OPEC’s Gulf members are unlikely to reduce oil output in the early phases of a restart of Libyan supplies, because it is unclear how long a significant recovery will take, a delegate from a Gulf OPEC country said on Wednesday.
While Muammar Qaddafi abandons his Tripoli stronghold and rebels hail the end of his rule, the oil industry is weighing the implications of a restart of Libyan supplies, which have slowed to a trickle during the conflict.
Extra oil from Saudi Arabia and other Gulf members of the Organization of the Petroleum Exporting Countries has helped to offset the loss and contained a surge in crude prices.
The Gulf delegate saw no need for production to be trimmed straight away once Libya returns.
“Let’s see when they completely come back with their output before the crisis. And then, OPEC will see whether it affects prices or stocks, and then it will take the right decision,” the delegate said.
“We can’t say now what OPEC will do. Are they going to take one month, three months, a year?”
OPEC may not make a decision until its next meeting in December, suggested the delegate, a government official who is not authorized to speak on the record.

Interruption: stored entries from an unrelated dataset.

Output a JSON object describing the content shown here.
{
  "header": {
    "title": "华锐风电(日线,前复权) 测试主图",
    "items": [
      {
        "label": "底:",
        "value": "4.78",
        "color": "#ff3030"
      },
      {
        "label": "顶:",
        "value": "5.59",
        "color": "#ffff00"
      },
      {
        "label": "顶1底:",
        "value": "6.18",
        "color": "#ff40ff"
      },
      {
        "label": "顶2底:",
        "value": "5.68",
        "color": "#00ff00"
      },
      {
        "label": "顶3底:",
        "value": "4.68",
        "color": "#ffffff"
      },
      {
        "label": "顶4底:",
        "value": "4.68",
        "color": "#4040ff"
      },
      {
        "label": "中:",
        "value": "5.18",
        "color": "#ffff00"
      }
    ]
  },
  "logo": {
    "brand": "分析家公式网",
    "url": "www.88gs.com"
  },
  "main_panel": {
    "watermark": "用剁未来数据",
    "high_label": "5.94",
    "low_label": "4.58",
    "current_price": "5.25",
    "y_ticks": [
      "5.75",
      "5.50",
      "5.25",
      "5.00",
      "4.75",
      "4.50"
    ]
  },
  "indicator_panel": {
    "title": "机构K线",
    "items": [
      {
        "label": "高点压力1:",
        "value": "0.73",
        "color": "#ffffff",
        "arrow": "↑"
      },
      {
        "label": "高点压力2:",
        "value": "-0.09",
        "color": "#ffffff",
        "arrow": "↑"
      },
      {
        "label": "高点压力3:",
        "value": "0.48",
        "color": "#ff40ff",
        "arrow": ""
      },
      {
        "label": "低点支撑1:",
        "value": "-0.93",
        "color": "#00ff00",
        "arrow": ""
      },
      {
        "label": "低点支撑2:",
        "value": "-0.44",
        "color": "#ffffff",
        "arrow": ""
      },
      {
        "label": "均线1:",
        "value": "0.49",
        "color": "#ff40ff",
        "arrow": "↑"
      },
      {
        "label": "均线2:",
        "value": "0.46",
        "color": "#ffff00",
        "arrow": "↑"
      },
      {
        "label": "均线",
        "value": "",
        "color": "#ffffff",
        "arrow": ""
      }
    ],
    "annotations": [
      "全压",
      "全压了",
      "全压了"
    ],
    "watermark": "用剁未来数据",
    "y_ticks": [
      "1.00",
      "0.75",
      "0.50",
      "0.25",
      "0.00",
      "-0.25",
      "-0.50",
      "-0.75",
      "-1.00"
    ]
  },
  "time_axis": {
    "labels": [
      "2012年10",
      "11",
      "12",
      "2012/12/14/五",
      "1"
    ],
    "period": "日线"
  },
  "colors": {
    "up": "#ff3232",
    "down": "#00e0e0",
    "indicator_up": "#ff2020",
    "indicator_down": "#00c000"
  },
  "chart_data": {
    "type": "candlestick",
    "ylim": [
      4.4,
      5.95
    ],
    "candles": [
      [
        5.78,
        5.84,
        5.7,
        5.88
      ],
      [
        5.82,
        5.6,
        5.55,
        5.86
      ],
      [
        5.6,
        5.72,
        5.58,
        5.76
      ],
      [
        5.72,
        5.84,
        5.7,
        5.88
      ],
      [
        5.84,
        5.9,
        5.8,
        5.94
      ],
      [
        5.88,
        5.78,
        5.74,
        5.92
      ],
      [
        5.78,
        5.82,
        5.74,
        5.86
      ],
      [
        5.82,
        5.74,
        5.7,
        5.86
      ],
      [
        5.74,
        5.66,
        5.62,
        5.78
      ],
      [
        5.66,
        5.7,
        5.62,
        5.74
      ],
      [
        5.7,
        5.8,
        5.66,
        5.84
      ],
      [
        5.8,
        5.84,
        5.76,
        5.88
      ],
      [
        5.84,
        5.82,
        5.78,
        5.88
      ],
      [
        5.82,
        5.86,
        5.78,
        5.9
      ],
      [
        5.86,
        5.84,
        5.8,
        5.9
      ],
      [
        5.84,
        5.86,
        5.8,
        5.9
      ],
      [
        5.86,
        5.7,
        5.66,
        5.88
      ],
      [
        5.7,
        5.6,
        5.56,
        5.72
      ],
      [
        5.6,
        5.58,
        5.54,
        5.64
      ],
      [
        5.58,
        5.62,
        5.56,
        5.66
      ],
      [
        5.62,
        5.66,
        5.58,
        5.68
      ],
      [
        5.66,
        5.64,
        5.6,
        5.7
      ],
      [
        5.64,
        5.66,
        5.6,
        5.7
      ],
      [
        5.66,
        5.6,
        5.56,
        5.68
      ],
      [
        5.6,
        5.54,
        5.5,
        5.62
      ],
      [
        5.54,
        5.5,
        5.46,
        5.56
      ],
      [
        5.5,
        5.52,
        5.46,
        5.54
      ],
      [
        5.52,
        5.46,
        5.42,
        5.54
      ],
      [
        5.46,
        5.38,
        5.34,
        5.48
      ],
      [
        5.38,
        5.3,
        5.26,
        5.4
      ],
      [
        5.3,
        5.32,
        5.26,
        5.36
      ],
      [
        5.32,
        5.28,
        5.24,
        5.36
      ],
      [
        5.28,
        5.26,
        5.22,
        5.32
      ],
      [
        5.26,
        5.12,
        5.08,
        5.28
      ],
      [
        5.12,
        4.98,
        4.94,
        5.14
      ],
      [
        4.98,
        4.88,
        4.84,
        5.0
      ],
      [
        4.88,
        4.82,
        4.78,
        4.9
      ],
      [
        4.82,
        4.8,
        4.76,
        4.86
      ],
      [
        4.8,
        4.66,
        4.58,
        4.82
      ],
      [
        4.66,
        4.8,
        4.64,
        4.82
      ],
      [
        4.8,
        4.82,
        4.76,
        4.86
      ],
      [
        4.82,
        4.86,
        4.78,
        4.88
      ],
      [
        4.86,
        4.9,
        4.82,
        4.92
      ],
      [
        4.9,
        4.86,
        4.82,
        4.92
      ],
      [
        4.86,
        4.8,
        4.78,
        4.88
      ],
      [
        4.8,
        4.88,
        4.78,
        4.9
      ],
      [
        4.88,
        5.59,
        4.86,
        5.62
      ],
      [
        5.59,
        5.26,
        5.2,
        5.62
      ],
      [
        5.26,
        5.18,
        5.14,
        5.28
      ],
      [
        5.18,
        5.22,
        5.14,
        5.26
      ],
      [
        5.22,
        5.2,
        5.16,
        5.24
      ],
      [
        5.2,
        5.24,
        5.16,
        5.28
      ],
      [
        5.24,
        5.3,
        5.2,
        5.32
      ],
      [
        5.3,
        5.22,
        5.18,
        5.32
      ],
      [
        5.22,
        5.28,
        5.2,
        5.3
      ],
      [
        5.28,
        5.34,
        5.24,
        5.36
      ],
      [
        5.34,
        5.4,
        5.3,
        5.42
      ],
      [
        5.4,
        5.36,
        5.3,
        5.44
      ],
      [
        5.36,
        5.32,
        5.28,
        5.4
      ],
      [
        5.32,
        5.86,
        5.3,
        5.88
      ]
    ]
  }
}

The group’s Gulf members Saudi Arabia, Kuwait, the United Arab Emirates and Qatar are typically the 12-member organization’s most moderate on prices.
Having provided extra barrels without a formal OPEC decision, they are likely to reduce their output quietly if they decide there is too much oil in the market.
Iran, OPEC’s current president and a price hawk, also appears not to be worried about the health of the market. Its OPEC governor Mohammad Ali Khatibi said on Tuesday OPEC does not need to hold an early meeting for now.
More views from OPEC on the Libyan restart are likely to emerge in early September. Many officials are away due to the Muslim holy month of Ramadan, which is expected to end around August 31.
The supply boost from OPEC’s Gulf countries came after other members including Iran, African countries and Venezuela blocked a Saudi-led proposal at OPEC’s last meeting in June to increase its output targets.
It has lifted OPEC output to more than 30 million barrels per day (bpd) in July, the highest this year, according to OPEC estimates, entirely offsetting the loss of Libyan oil.
Libya pumped 1.6 million bpd before the war, almost 2 percent of world supply. Oil executives and analysts say some of that could resume within months after peace is established, while reaching pre-war output would take a year or more.
A senior Libyan rebel representative for reconstruction, Ahmed Jehani, in an interview with Reuters on Wednesday, said efforts to bring oil and other infrastructure back to normal would take at least nine months.
Any decision to cut output would depend on prices as well as on Libyan supplies, and prices at around $110 a barrel for Brent crude are too high for supply curbs to be considered, the Gulf delegate said.
“Prices are still in the range of $100, so the price is still strong.”
Brent is down almost $20 from its 2011 high of $127.02 reached in April. OPEC is unlikely to become concerned about a slide in prices unless it falls towards $90, delegates told Reuters earlier this month.